That’s the good news. The bad news is that these devices have unavoidable limitations. Perfect 20/20 vision, for example, is out of the question. You need more electrodes to get a better resolution, which means making them smaller or more densely packed. If they get too small, they cannot provide enough charge to the underlying cells. If they get too close, the underlying cells cannot tell that they are separate points, and they might as well be one big electrode. “For electrical stimulation, we have a maximum limit of 20/100 vision,” says Zrenner – this means that from 7m (20ft) away, people could only read letters that were 10cm wide.
Colour vision is unlikely too. The retina contains three types of colour-detecting “cone cells”, which are sensitive to red, blue and green light. Each cone hooks up to a special double-pronged nerve cell called a bipolar cell, which conveys its signals towards the brain. The retinal implants stimulate these bipolar cells, but each electrode is so big that it triggers dozens at a time, including those corresponding to all three colours. The results are monochrome images of white and grey.
And do not expect these devices to remedy all conditions that can rob someone of their sight. Retinal chips can remedy those that partially damage the retina, but all the hardware in the head needs to work. That rules out anyone with glaucoma, one of the most common causes of blindness, as this damages the optic nerve that carries signals to the brain. Nor will the chips benefit people with damage to the visual centres of their brain, acquired through injury or stroke.
But that does still leave millions of people with retinal diseases who could benefit from the devices. Their sight should improve to the point where they could read, and get on with daily tasks. For them, cost is the limiting factor. Second Sight is currently asking around USD $100,000 for its device. For now, only the rich (and those on clinical trials) will see again but as with all electronics, costs will fall as popularity increases.
So, other sight-restoring techniques are sorely needed. Some scientists are trying to stave off the loss of retinal cells, either by bathing them in the right chemicals, or stimulating them with electricity. Others are focusing on replacing lost cells. The US firm Advanced Cell Technology has used stem cells to regenerate a patient’s dying retinal cells, which could be transplanted back into their eyes. In an early study, two patients who were been treated in this way showed “modest improvement in their vision”. Meanwhile, Jean Bennett from the University of Pennsylvania has used gene therapy to rewrite the faulty genes behind a rare inherited eye disease.
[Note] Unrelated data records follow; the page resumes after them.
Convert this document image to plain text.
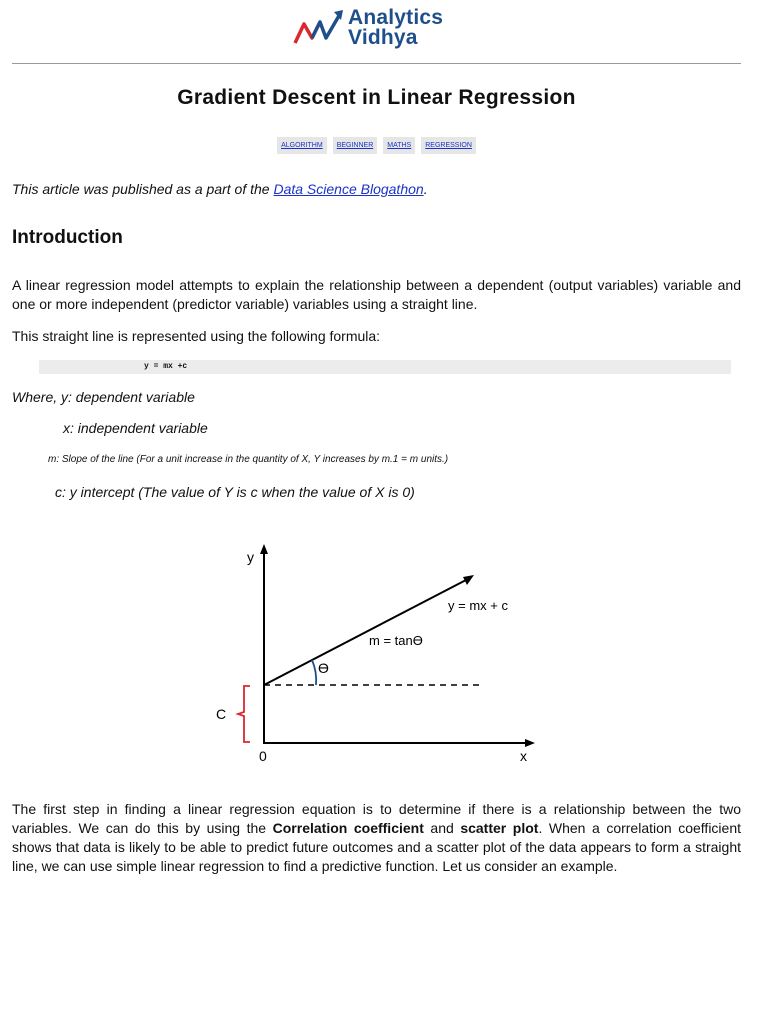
Analytics
Vidhya
Gradient Descent in Linear Regression
ALGORITHM BEGINNER MATHS REGRESSION

This article was published as a part of the Data Science Blogathon.

Introduction

A linear regression model attempts to explain the relationship between a dependent (output variables) variable and one or more independent (predictor variable) variables using a straight line.

This straight line is represented using the following formula:

y = mx +c

Where, y: dependent variable

x: independent variable

m: Slope of the line (For a unit increase in the quantity of X, Y increases by m.1 = m units.)

c: y intercept (The value of Y is c when the value of X is 0)

y
x
0
y = mx + c
m = tanϴ
ϴ
C

The first step in finding a linear regression equation is to determine if there is a relationship between the two variables. We can do this by using the Correlation coefficient and scatter plot. When a correlation coefficient shows that data is likely to be able to predict future outcomes and a scatter plot of the data appears to form a straight line, we can use simple linear regression to find a predictive function. Let us consider an example.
In her pilot study, three women who were born virtually blind gained the ability to avoid obstacles and recognise faces.
These studies are preliminary ones, and it will take many more years to test the techniques for safety and effectiveness. But Zrenner is thrilled that such possibilities are even on the horizon. He says, “You once had the patient sitting there and you had to say, “Look, I know what the problem is down to the right molecule, but I can’t help you.“ Now, we can say, okay, there are some options.” The future is, it seems, bright.